Nel corso dell’incontro la rappresentante dell’Onu ha informato il presidente Vendola della sottoscrizione di un “addendum” tra Onu e Ministero della Difesa italiano che rappresenta l’ultimo atto di un processo che prevede il rafforzamento delle attività della base Onu a Brindisi, attraverso però una serie specifica di impegni. E cioè, l’implementazione di nuove funzioni, il rafforzamento di circa 100 unità lavorative (in parte attraverso trasferimenti dall’estero e in parte attraverso assunzioni da effettuarsi in loco) e la riduzione e la concentrazione dell’area territoriale della base Onu di Brindisi, con restituzione al demanio militare di parte delle aree demaniali attualmente in concessione.
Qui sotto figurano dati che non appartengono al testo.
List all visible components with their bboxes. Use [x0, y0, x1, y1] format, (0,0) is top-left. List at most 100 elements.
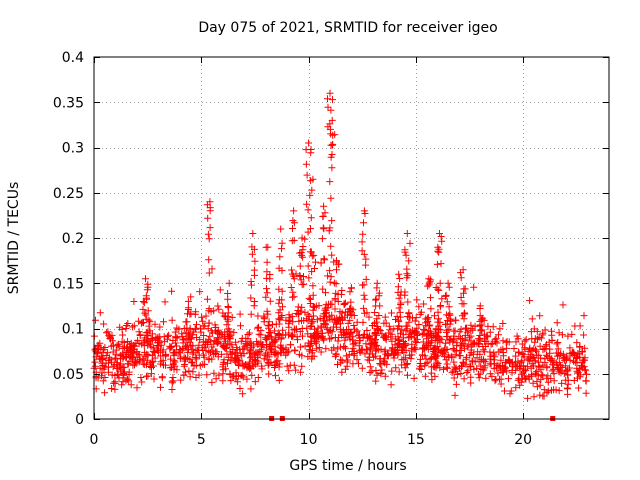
data-point: [167, 355, 175, 363]
data-point: [528, 335, 536, 343]
data-point: [125, 377, 133, 385]
data-point: [246, 347, 254, 355]
data-point: [239, 373, 247, 381]
data-point: [321, 320, 329, 328]
data-point: [305, 139, 313, 147]
data-point: [491, 377, 499, 385]
data-point: [462, 324, 469, 332]
data-point: [112, 350, 120, 358]
data-point: [196, 362, 204, 370]
data-point: [295, 317, 303, 325]
data-point: [431, 372, 439, 380]
data-point: [126, 357, 134, 365]
data-point: [537, 366, 545, 374]
data-point: [427, 294, 434, 302]
data-point: [130, 298, 138, 305]
data-point: [308, 315, 316, 323]
data-point: [410, 374, 418, 382]
data-point: [461, 285, 469, 293]
data-point: [428, 376, 436, 384]
data-point: [105, 359, 112, 367]
data-point: [536, 391, 544, 399]
data-point: [193, 334, 201, 341]
data-point: [452, 380, 460, 388]
data-point: [236, 385, 244, 392]
data-point: [329, 140, 337, 148]
data-point: [306, 191, 314, 199]
data-point: [246, 329, 253, 337]
data-point: [242, 361, 249, 369]
data-point: [159, 356, 167, 364]
data-point: [530, 345, 538, 353]
data-point: [142, 311, 150, 319]
data-point: [416, 310, 424, 318]
data-point: [328, 251, 336, 259]
data-point: [459, 266, 467, 274]
data-point: [311, 265, 318, 272]
data-point: [427, 276, 435, 284]
data-point: [380, 355, 388, 363]
data-point: [364, 333, 372, 341]
data-point: [285, 367, 293, 375]
data-point: [425, 275, 433, 283]
data-point: [404, 371, 411, 379]
data-point: [406, 239, 414, 247]
data-point: [168, 386, 176, 393]
data-point: [160, 333, 168, 341]
data-point: [332, 289, 340, 297]
data-point: [218, 350, 226, 358]
data-point: [388, 309, 395, 317]
data-point: [224, 295, 232, 303]
data-point: [186, 373, 194, 381]
data-point: [365, 334, 373, 342]
data-point: [274, 330, 282, 337]
data-point: [442, 321, 449, 328]
data-point: [420, 345, 428, 353]
data-point: [554, 352, 561, 360]
data-point: [451, 316, 459, 324]
y-tick-label: 0.2: [62, 231, 84, 247]
data-point: [403, 270, 411, 278]
data-point: [548, 367, 556, 375]
data-point: [305, 346, 313, 354]
data-point: [283, 362, 291, 370]
data-point: [320, 255, 328, 263]
data-point: [255, 323, 262, 331]
data-point: [141, 309, 149, 317]
data-point: [248, 371, 256, 379]
data-point: [439, 349, 447, 357]
data-point: [141, 348, 149, 356]
data-point: [319, 329, 326, 337]
data-point: [202, 312, 210, 320]
data-point: [395, 341, 403, 349]
data-point: [293, 310, 301, 317]
data-point: [333, 314, 341, 322]
data-point: [219, 377, 227, 385]
data-point: [521, 372, 529, 380]
data-point: [304, 330, 312, 338]
data-point: [482, 374, 490, 382]
data-point: [104, 349, 112, 357]
data-point: [301, 342, 309, 350]
data-point: [271, 327, 279, 335]
data-point: [168, 287, 176, 295]
data-point: [166, 345, 174, 353]
data-point: [218, 331, 226, 339]
data-point: [176, 346, 184, 353]
data-point: [531, 338, 539, 346]
data-point: [360, 250, 368, 258]
data-point: [519, 369, 527, 377]
data-point: [496, 325, 504, 333]
data-point: [424, 327, 432, 335]
data-point: [314, 333, 322, 341]
data-point: [435, 315, 443, 323]
data-point: [460, 310, 468, 318]
data-point: [224, 303, 232, 310]
data-point: [464, 367, 472, 375]
data-point: [225, 353, 233, 361]
data-point: [409, 314, 416, 322]
data-point: [285, 311, 293, 319]
data-point: [119, 370, 127, 378]
data-point: [223, 321, 231, 329]
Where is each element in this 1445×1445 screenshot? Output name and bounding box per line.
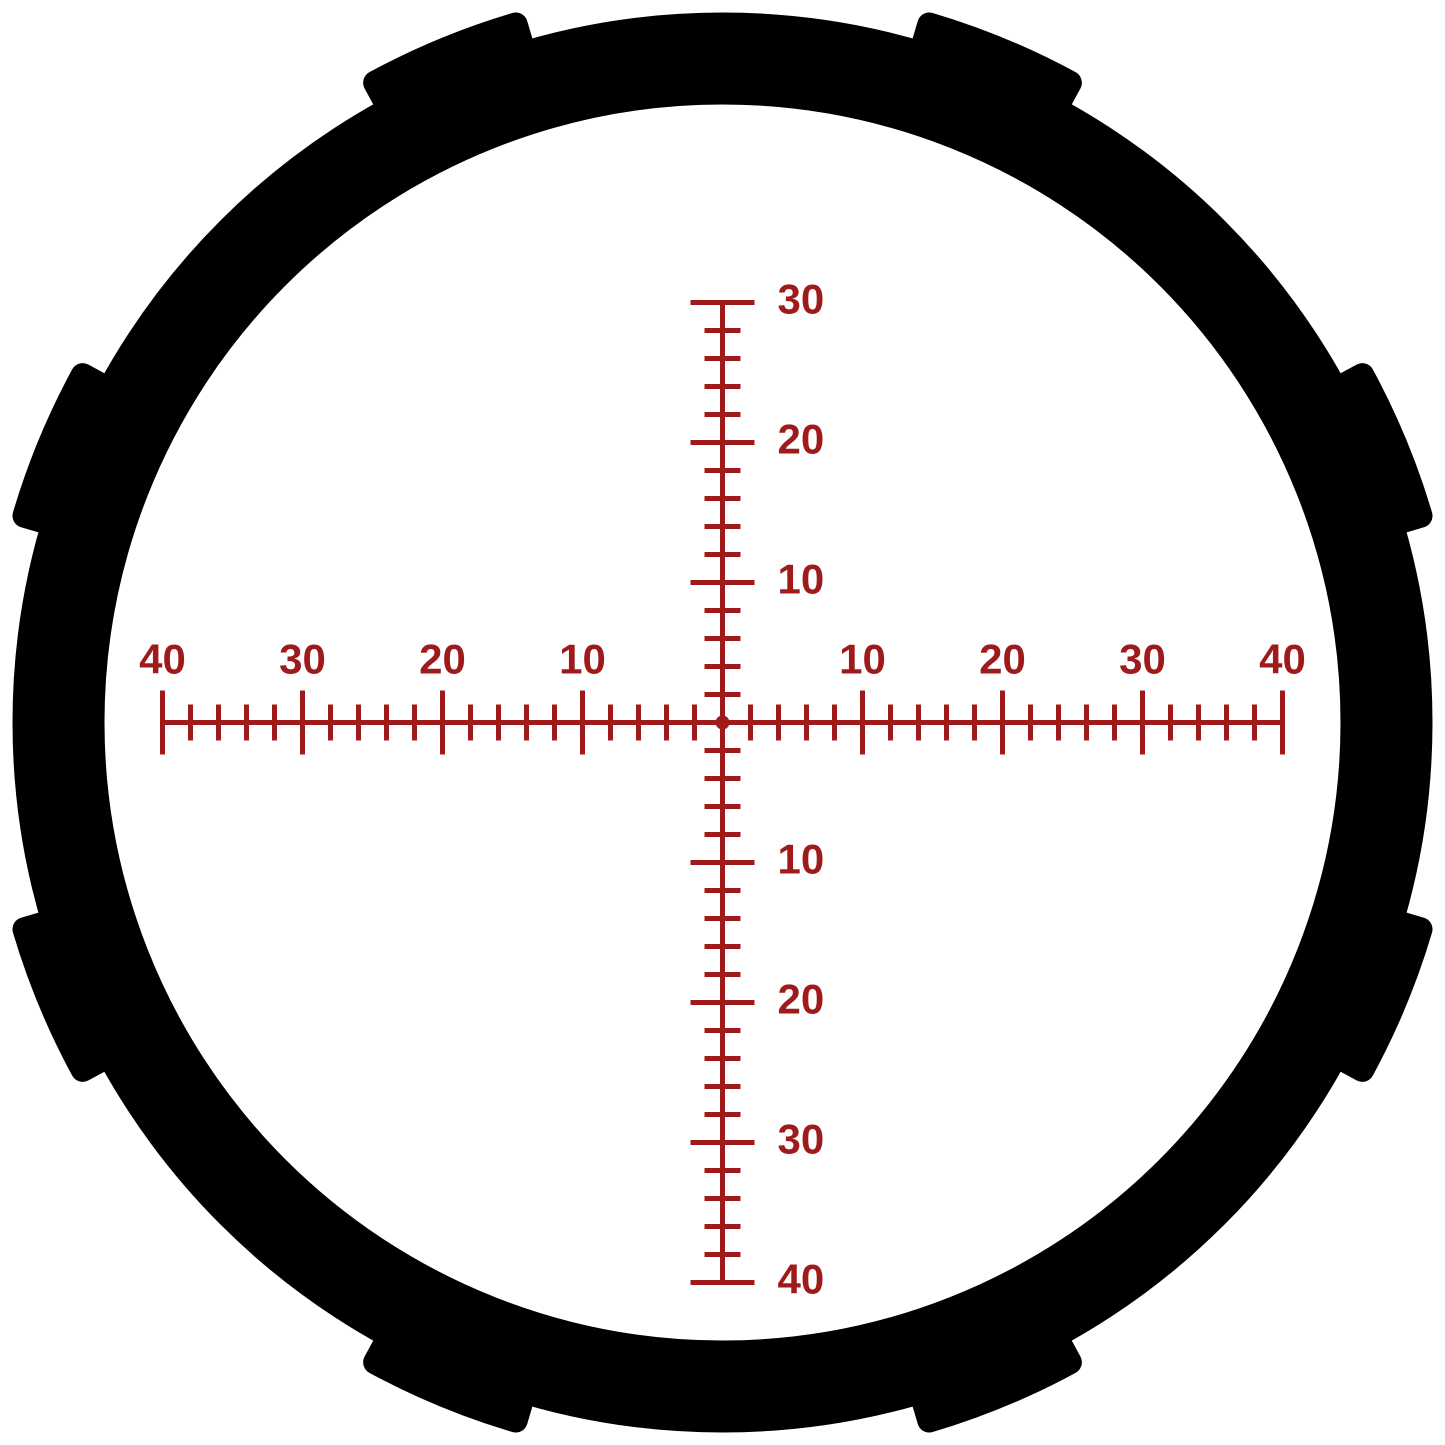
v-label-down-30: 30 xyxy=(778,1116,825,1163)
h-label-left-10: 10 xyxy=(559,636,606,683)
v-label-down-10: 10 xyxy=(778,836,825,883)
h-label-left-30: 30 xyxy=(279,636,326,683)
v-label-up-30: 30 xyxy=(778,276,825,323)
v-label-down-20: 20 xyxy=(778,976,825,1023)
reticle-diagram: 10 20 30 40 10 20 30 40 10 20 30 10 20 30 40 xyxy=(0,0,1445,1445)
v-label-up-20: 20 xyxy=(778,416,825,463)
h-label-right-30: 30 xyxy=(1119,636,1166,683)
h-label-left-40: 40 xyxy=(139,636,186,683)
h-label-right-20: 20 xyxy=(979,636,1026,683)
v-label-up-10: 10 xyxy=(778,556,825,603)
center-dot xyxy=(716,716,730,730)
v-label-down-40: 40 xyxy=(778,1256,825,1303)
h-label-right-40: 40 xyxy=(1259,636,1306,683)
h-label-right-10: 10 xyxy=(839,636,886,683)
h-label-left-20: 20 xyxy=(419,636,466,683)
Questo percorso sarà validato dall’assemblea generale dell’Onu.

Il presidente Vendola, nel ribadire l’orgoglio della Regione Puglia ad ospitare un organismo internazionale di pace come l’Onu sul proprio territorio, ha invitato la rappresentante dell’Onu ad avviare immediatamente un tavolo di concertazione con le istituzioni locali per condividere il percorso in atto ed in particolare per trovare soluzioni coerenti con le progettazioni infrastrutturali strategiche che riguardano il territorio brindisino, a partire dal nodo interportualità intermodalità, ribadendo la disponibilità della Regione Puglia a collaborare in questo percorso.

La rappresentante dell’Onu ha accolto l’invito del Presidente Vendola comunicando che già giovedì 24 novembre sarà a Brindisi, con i suoi tecnici, per avviare il confronto con le parti locali. Nel corso dell’incontro è stato poi deciso di avviare un secondo tavolo tecnico specifico per valutare la fattibilità e la realizzazione di una scuola interrnazionale di formazione che possa servire non solo alle famiglie straniere, già presenti sul territorio pugliese, in numero certamente destinato ad essere incrementato, ma che possa anche essere a disposizione del territorio brindisino.